A few changes in PHP 6:
This post is mainly about what is removed (and will no doubt break countless scripts out there)
- magic quotes
- register_globals
- register_long_arrays
- safe_mode
magic_quotes
// Assuming magic_quotes is on
$sql = "INSERT INTO USERS (USERNAME) VALUES $_GET['username'];
// Using proper parameterised query method (MySQL)

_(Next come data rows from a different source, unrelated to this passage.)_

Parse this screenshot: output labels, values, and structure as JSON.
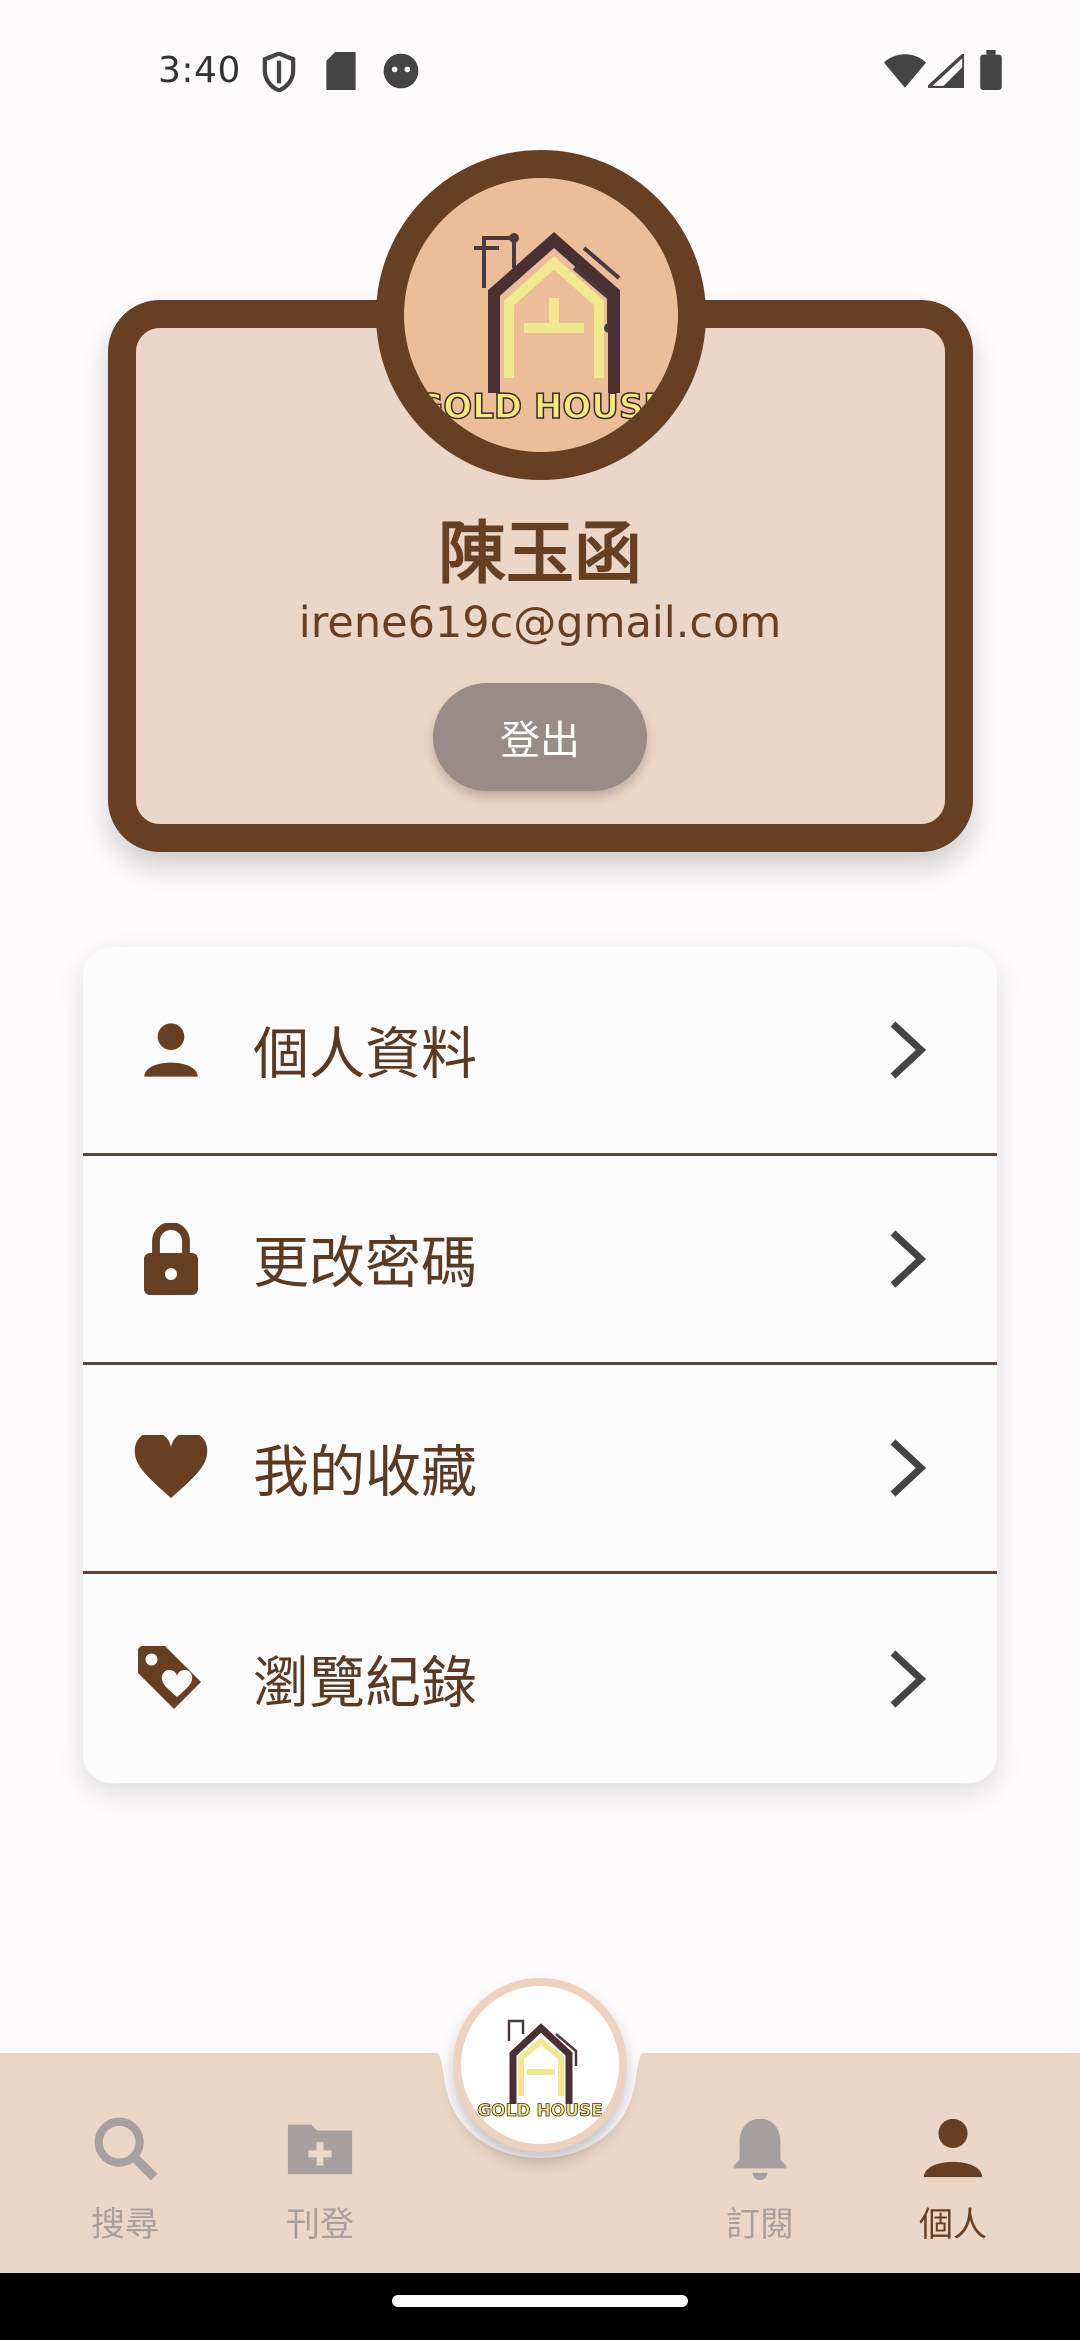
{
  "status_bar": {
    "time": "3:40"
  },
  "profile": {
    "name": "陳玉函",
    "email": "irene619c@gmail.com",
    "logout_label": "登出",
    "logo_text": "GOLD HOUSE"
  },
  "menu": {
    "items": [
      {
        "label": "個人資料",
        "icon": "person-icon"
      },
      {
        "label": "更改密碼",
        "icon": "lock-icon"
      },
      {
        "label": "我的收藏",
        "icon": "heart-icon"
      },
      {
        "label": "瀏覽紀錄",
        "icon": "tag-heart-icon"
      }
    ]
  },
  "bottom_nav": {
    "items": [
      {
        "label": "搜尋",
        "icon": "search-icon",
        "active": false
      },
      {
        "label": "刊登",
        "icon": "folder-add-icon",
        "active": false
      },
      {
        "label": "訂閱",
        "icon": "bell-icon",
        "active": false
      },
      {
        "label": "個人",
        "icon": "person-icon",
        "active": true
      }
    ]
  },
  "colors": {
    "brand_brown": "#673f23",
    "card_beige": "#ead7c7",
    "avatar_peach": "#ebbd99",
    "logout_gray": "#998b87",
    "inactive_nav": "#a8a0a0"
  }
}
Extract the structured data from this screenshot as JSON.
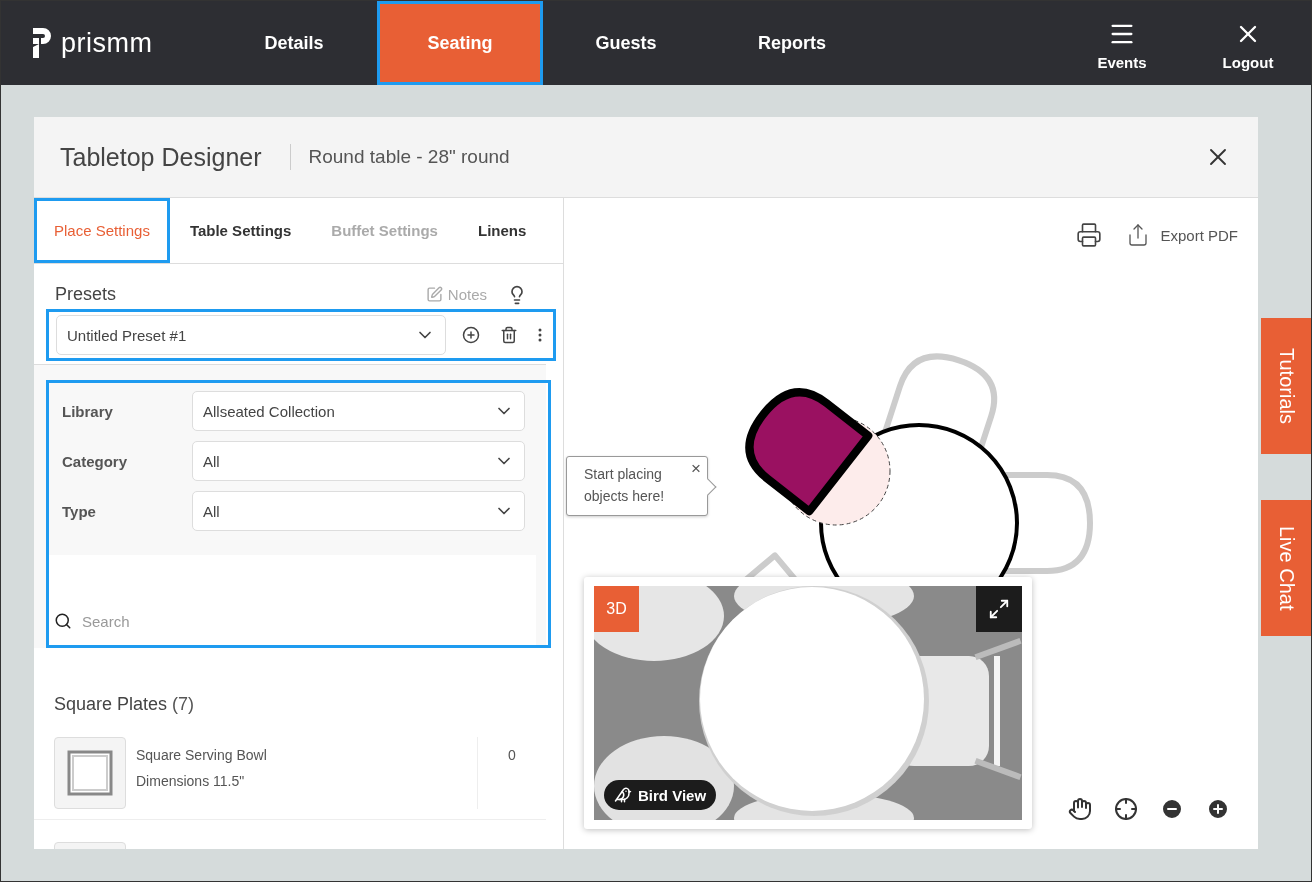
{
  "nav": {
    "brand": "prismm",
    "tabs": [
      {
        "label": "Details",
        "selected": false,
        "highlighted": false
      },
      {
        "label": "Seating",
        "selected": true,
        "highlighted": true
      },
      {
        "label": "Guests",
        "selected": false,
        "highlighted": false
      },
      {
        "label": "Reports",
        "selected": false,
        "highlighted": false
      }
    ],
    "actions": [
      {
        "label": "Events",
        "kind": "menu"
      },
      {
        "label": "Logout",
        "kind": "close"
      }
    ]
  },
  "dialog": {
    "title": "Tabletop Designer",
    "subtitle": "Round table - 28\" round",
    "tabs": [
      {
        "label": "Place Settings",
        "selected": true,
        "disabled": false,
        "highlighted": true
      },
      {
        "label": "Table Settings",
        "selected": false,
        "disabled": false,
        "highlighted": false
      },
      {
        "label": "Buffet Settings",
        "selected": false,
        "disabled": true,
        "highlighted": false
      },
      {
        "label": "Linens",
        "selected": false,
        "disabled": false,
        "highlighted": false
      }
    ],
    "presets": {
      "title": "Presets",
      "notes": "Notes",
      "value": "Untitled Preset #1",
      "highlighted": true
    },
    "filters": {
      "highlighted": true,
      "fields": [
        {
          "label": "Library",
          "value": "Allseated Collection"
        },
        {
          "label": "Category",
          "value": "All"
        },
        {
          "label": "Type",
          "value": "All"
        }
      ],
      "search": {
        "placeholder": "Search"
      }
    },
    "section": {
      "title": "Square Plates",
      "count": "(7)",
      "items": [
        {
          "name": "Square Serving Bowl",
          "detail": "Dimensions 11.5\"",
          "count": "0"
        }
      ]
    },
    "toolbar": {
      "export": "Export PDF"
    },
    "tooltip": {
      "text": "Start placing objects here!",
      "close": "×"
    },
    "preview": {
      "badge": "3D",
      "view": "Bird View"
    }
  },
  "side_tabs": [
    "Tutorials",
    "Live Chat"
  ]
}
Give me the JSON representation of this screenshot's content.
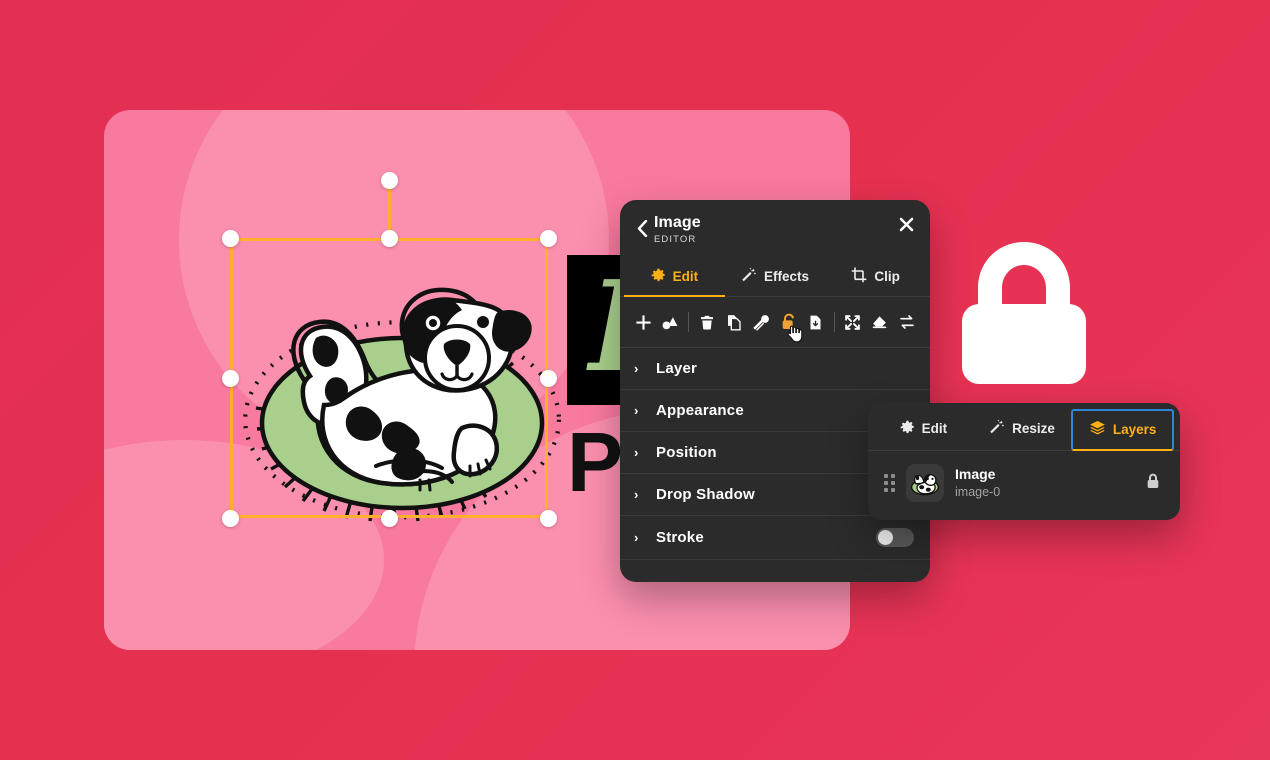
{
  "colors": {
    "backdrop": "#e6304f",
    "canvas_card": "#f97a9f",
    "canvas_blob": "#fb8fae",
    "panel_bg": "#2b2b2b",
    "accent_orange": "#ffb114",
    "selection_orange": "#ffae2e",
    "focus_blue": "#2e86d8",
    "rug_green": "#a9cf8c",
    "lock_white": "#ffffff"
  },
  "canvas": {
    "logo_letter": "B",
    "logo_subletter": "P",
    "artwork_name": "dog-on-rug-illustration"
  },
  "editor": {
    "title": "Image",
    "subtitle": "EDITOR",
    "back_icon": "chevron-left-icon",
    "close_icon": "close-icon",
    "tabs": [
      {
        "label": "Edit",
        "icon": "gear-icon",
        "active": true
      },
      {
        "label": "Effects",
        "icon": "magic-wand-icon",
        "active": false
      },
      {
        "label": "Clip",
        "icon": "crop-icon",
        "active": false
      }
    ],
    "toolbar": [
      {
        "name": "add-icon",
        "title": "Add"
      },
      {
        "name": "shapes-icon",
        "title": "Shapes"
      },
      {
        "name": "divider-1",
        "title": ""
      },
      {
        "name": "trash-icon",
        "title": "Delete"
      },
      {
        "name": "duplicate-icon",
        "title": "Duplicate"
      },
      {
        "name": "eyedropper-icon",
        "title": "Eyedropper"
      },
      {
        "name": "unlock-icon",
        "title": "Lock"
      },
      {
        "name": "download-icon",
        "title": "Download"
      },
      {
        "name": "divider-2",
        "title": ""
      },
      {
        "name": "resize-icon",
        "title": "Resize"
      },
      {
        "name": "eraser-icon",
        "title": "Eraser"
      },
      {
        "name": "replace-icon",
        "title": "Replace"
      }
    ],
    "sections": [
      {
        "label": "Layer",
        "expanded": false,
        "toggle": null
      },
      {
        "label": "Appearance",
        "expanded": false,
        "toggle": null
      },
      {
        "label": "Position",
        "expanded": false,
        "toggle": null
      },
      {
        "label": "Drop Shadow",
        "expanded": false,
        "toggle": null
      },
      {
        "label": "Stroke",
        "expanded": false,
        "toggle": "off"
      }
    ]
  },
  "layers_panel": {
    "tabs": [
      {
        "label": "Edit",
        "icon": "gear-icon",
        "active": false
      },
      {
        "label": "Resize",
        "icon": "magic-wand-icon",
        "active": false
      },
      {
        "label": "Layers",
        "icon": "layers-icon",
        "active": true
      }
    ],
    "layers": [
      {
        "name": "Image",
        "id": "image-0",
        "locked": true,
        "drag_handle": "drag-handle-icon",
        "lock_icon": "lock-closed-icon"
      }
    ]
  },
  "decorative": {
    "big_lock_icon": "lock-closed-icon"
  }
}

$statement = $dbh->prepare("INSERT INTO USERS (USERNAME) VALUES ?";
$statement->execute(array($_GET['username']));
Obviously the get_magic_quotes_gpc() function will no longer be available.
register_globals
// a security hole because if register_globals is on the value for user_authorised can be set by a user sending
// them in the query string
// i.e www.example.com/index.php?user_authorised=true
if ($user_authorised){
// show all the data
}
// Being specifc
function is_authorised{
if (isset($_SESSION['user'])){
return true;
}else{
return false;
}
}
$user_authorised = is_authorised();
register_long_arrays
Using deprecated registered arrays:
// Echo the name of the user value given on the query string
// http://www.example.com/index.php?username=notgood
echo "Welcome, $HTTP_GET_VARS['username']";
Using $_GET
// Using the supported $_GET array instead
echo "Welcom, $_GET['username']@;
safe_mode
This was originally to ensure that the owner of a file being operated on matches the owner of the script that is executing. It was originally a way to attempt to handle security when operating on a shared server environment (like many ISPs would have) It is outside the scope of this blog to document the numerous functions affected by this change, so consult your documentation.